Warm up in Regression Analysis
Warm up in Regression Analysis
Oct 29, 2018 · 8 min read
Why regression analysis?
Regression
analysis is a statistical process for estimating the relationship among
independent variables(predictors) and dependent variables(responses).
It helps to understand how the dependent variables change when any of
the independent variables is varied, while the other independent
variables are held fixed.
Some Overview….
N -> number of data points
k -> number of the weights(W) corresponding to specific parameters
model function-> Y=f(X, W)
If N<k, can’t perform regression analysis since the system is undetermined.
If N=k,
there will be a unique solution if f is linear and X are linear
independent, and it will be infinitely many or no solution if f is
nonlinear.
If N>k, there is enough information for the best-fitted model, and the degree of freedom is N-k.
Linear Regression
Linear
Regression is a statistical technique where the dependent
variable(response) is predicted from the independent
variables(predictors)
The
goal of regression analysis is using a sample from a population to
estimate the properties of the population. The coefficients in the model
are estimated the actual population parameters, so we want the
coefficient as good as possible.
Before building a linear regression model, need to ensure the assumptions:
- Linearity: the property of a mathematical relationship which can be graphically represented as a straight line.
- Homoscedasticity: the error term has mean 0 and equal finite variance at all levels of the independent variables.
- Multivariate normality: assumes that the residuals are normally distributed.
- Independence of errors: the residuals are uncorrelated with each other.
- Lack of multicollinearity: no independent variable is perfectly correlated to another independent variable.
Two types of linear regression models: Simple Linear Regression, and Multiple Linear Regression.
a) If there is only one independent variable(predictor/feature), then it is a Simple Linear Regression.

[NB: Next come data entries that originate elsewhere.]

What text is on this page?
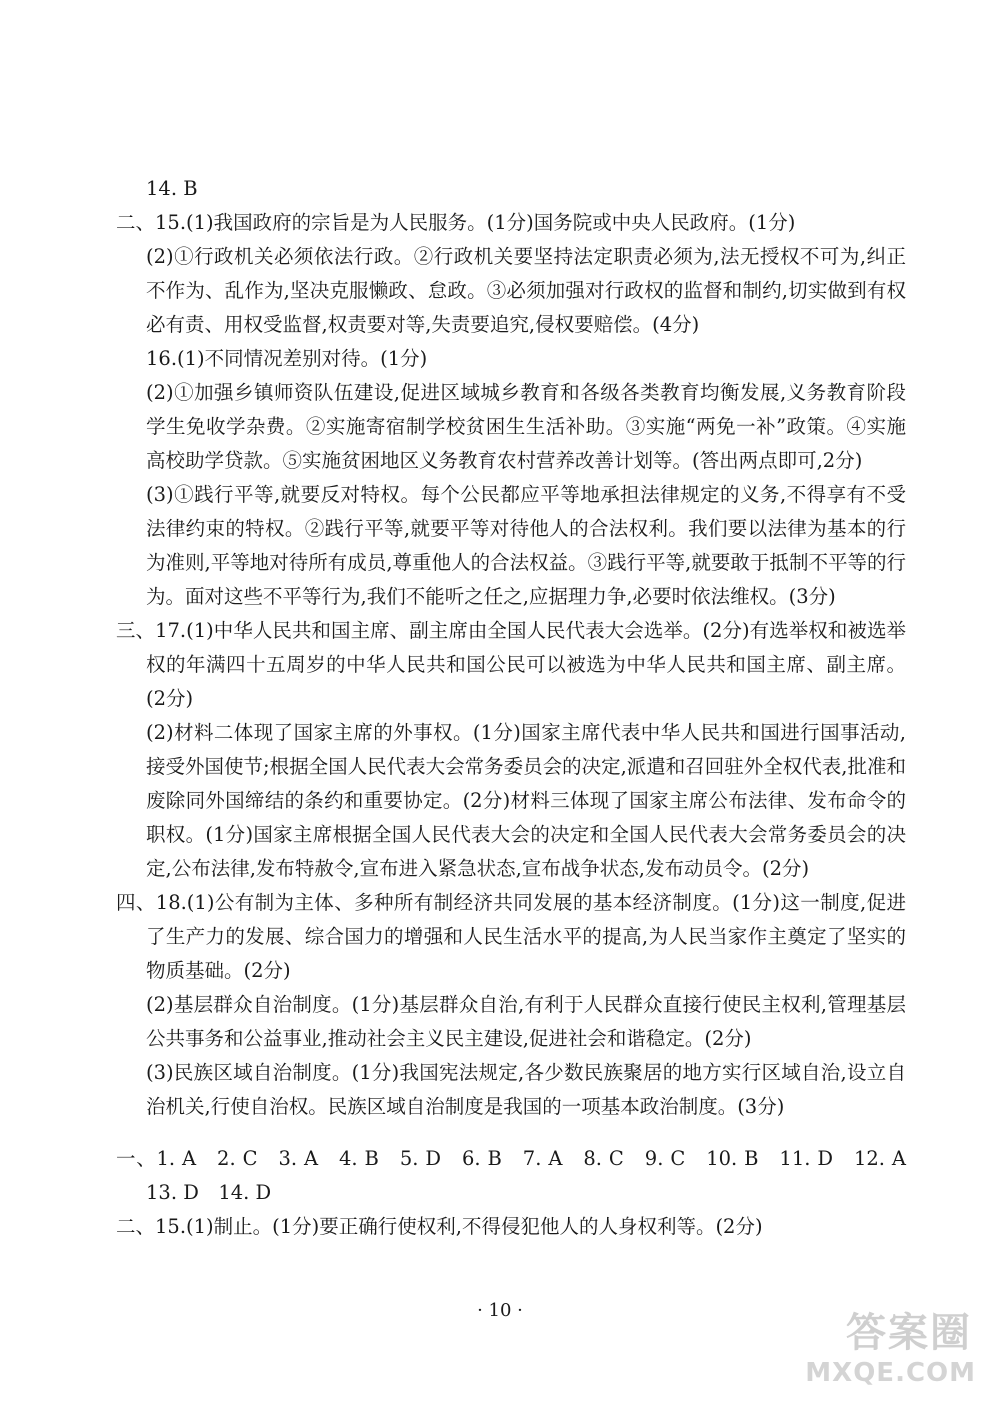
14. B

二、15.(1)我国政府的宗旨是为人民服务。(1分)国务院或中央人民政府。(1分)

(2)①行政机关必须依法行政。②行政机关要坚持法定职责必须为,法无授权不可为,纠正不作为、乱作为,坚决克服懒政、怠政。③必须加强对行政权的监督和制约,切实做到有权必有责、用权受监督,权责要对等,失责要追究,侵权要赔偿。(4分)

16.(1)不同情况差别对待。(1分)

(2)①加强乡镇师资队伍建设,促进区域城乡教育和各级各类教育均衡发展,义务教育阶段学生免收学杂费。②实施寄宿制学校贫困生生活补助。③实施“两免一补”政策。④实施高校助学贷款。⑤实施贫困地区义务教育农村营养改善计划等。(答出两点即可,2分)

(3)①践行平等,就要反对特权。每个公民都应平等地承担法律规定的义务,不得享有不受法律约束的特权。②践行平等,就要平等对待他人的合法权利。我们要以法律为基本的行为准则,平等地对待所有成员,尊重他人的合法权益。③践行平等,就要敢于抵制不平等的行为。面对这些不平等行为,我们不能听之任之,应据理力争,必要时依法维权。(3分)

三、17.(1)中华人民共和国主席、副主席由全国人民代表大会选举。(2分)有选举权和被选举权的年满四十五周岁的中华人民共和国公民可以被选为中华人民共和国主席、副主席。(2分)

(2)材料二体现了国家主席的外事权。(1分)国家主席代表中华人民共和国进行国事活动,接受外国使节;根据全国人民代表大会常务委员会的决定,派遣和召回驻外全权代表,批准和废除同外国缔结的条约和重要协定。(2分)材料三体现了国家主席公布法律、发布命令的职权。(1分)国家主席根据全国人民代表大会的决定和全国人民代表大会常务委员会的决定,公布法律,发布特赦令,宣布进入紧急状态,宣布战争状态,发布动员令。(2分)

四、18.(1)公有制为主体、多种所有制经济共同发展的基本经济制度。(1分)这一制度,促进了生产力的发展、综合国力的增强和人民生活水平的提高,为人民当家作主奠定了坚实的物质基础。(2分)

(2)基层群众自治制度。(1分)基层群众自治,有利于人民群众直接行使民主权利,管理基层公共事务和公益事业,推动社会主义民主建设,促进社会和谐稳定。(2分)

(3)民族区域自治制度。(1分)我国宪法规定,各少数民族聚居的地方实行区域自治,设立自治机关,行使自治权。民族区域自治制度是我国的一项基本政治制度。(3分)

一、1. A　2. C　3. A　4. B　5. D　6. B　7. A　8. C　9. C　10. B　11. D　12. A　13. D　14. D

二、15.(1)制止。(1分)要正确行使权利,不得侵犯他人的人身权利等。(2分)

· 10 ·	答案圈
MXQE.COM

b) If there are more than one independent variables(predictor/feature), then it is a Multiple Linear Regression.
For the Categorical variable, we
need to create dummy variables which are converting the information
from the categorical variable. (Caution: we always need to omit one
dummy variable because since n-1 dummy variables are known, then we will
know the last one!)
Polynomial Regression
The polynomial regression reveals the relationship between the independent variable and the dependent variable as an nth degree polynomial
in the independent variables. Normally, the polynomial regression
function is a non-linear function, and it can be fitted with discrete or
continuous features. It is a way to prevent the underfitting problem from linear regression since it increases the model complexity.

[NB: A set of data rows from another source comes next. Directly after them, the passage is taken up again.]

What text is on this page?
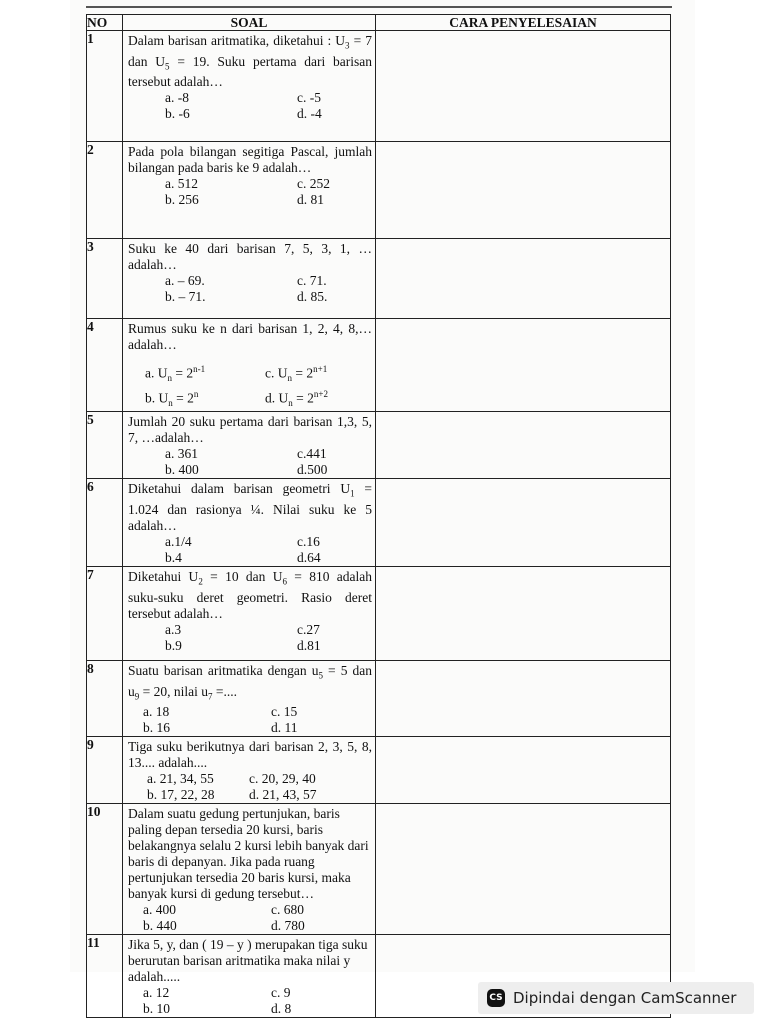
NO	SOAL	CARA PENYELESAIAN
1	Dalam barisan aritmatika, diketahui : $U_3 = 7$ dan $U_5 = 19$. Suku pertama dari barisan tersebut adalah…
a. -8 c. -5
b. -6 d. -4	

2	Pada pola bilangan segitiga Pascal, jumlah bilangan pada baris ke 9 adalah…
a. 512 c. 252
b. 256 d. 81	

3	Suku ke 40 dari barisan 7, 5, 3, 1, … adalah…
a. – 69. c. 71.
b. – 71. d. 85.	

4	Rumus suku ke n dari barisan 1, 2, 4, 8,… adalah…
a. $U_n = 2^{n-1}$ c. $U_n = 2^{n+1}$
b. $U_n = 2^n$ d. $U_n = 2^{n+2}$

5	Jumlah 20 suku pertama dari barisan 1,3, 5, 7, …adalah…
a. 361 c.441
b. 400 d.500	

6	Diketahui dalam barisan geometri $U_1 = 1.024$ dan rasionya ¼. Nilai suku ke 5 adalah…
a.1/4 c.16
b.4 d.64	

7	Diketahui $U_2 = 10$ dan $U_6 = 810$ adalah suku-suku deret geometri. Rasio deret tersebut adalah…
a.3 c.27
b.9 d.81	

8	Suatu barisan aritmatika dengan $u_5 = 5$ dan $u_9 = 20$, nilai $u_7$ =....
a. 18 c. 15
b. 16 d. 11	

9	Tiga suku berikutnya dari barisan 2, 3, 5, 8, 13.... adalah....
a. 21, 34, 55 c. 20, 29, 40
b. 17, 22, 28 d. 21, 43, 57	

10	Dalam suatu gedung pertunjukan, baris paling depan tersedia 20 kursi, baris belakangnya selalu 2 kursi lebih banyak dari baris di depanyan. Jika pada ruang pertunjukan tersedia 20 baris kursi, maka banyak kursi di gedung tersebut…
a. 400 c. 680
b. 440 d. 780	

11	Jika 5, y, dan ( 19 – y ) merupakan tiga suku berurutan barisan aritmatika maka nilai y adalah.....
a. 12 c. 9
b. 10 d. 8	

CS Dipindai dengan CamScanner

Logistic regression (linear classifier for classification)
Logistic
Regression is using the logistic model to predict the binary outcomes
from a linear combination of the predictors. Unlike Linear regression to
output a set of numeric values, Logistic Regression will output the
probability that given input belongs to a specific class.
Logistic regression is conducted when the dependent variable is binary, which can be discrete or continuous. In logistic regression, the response (dependent variable) has a finite number of possible outcomes.
Adding independent variables will always increase the variance of the model toward overfitting.
Before building a logistic regression model, need to ensure the assumptions:
- The dependent variable(response ) should be binary in nature.
- There is no outlier in the data.
- Lack of multicollinearity: no independent variable is perfectly correlated to another independent variable.
- Need to make sure the input data can be separated into two ‘regions’ with a straight perceptron boundary.
Why the threshold of the logistic regression model is 0.5?
Since
the optimization technique to find the best sigmoid curve, we apply the
MLE to estimate the parameters. The criterion is we need to try the
best to make every sample labeled in ‘1’ will have a logistic function
result close to 1, same logic for label ‘0’.
Decision Tree Regression
Tree-based
model: it breaks down the data into smaller and smaller subsets while
at the same time an associated decision tree is incrementally developed.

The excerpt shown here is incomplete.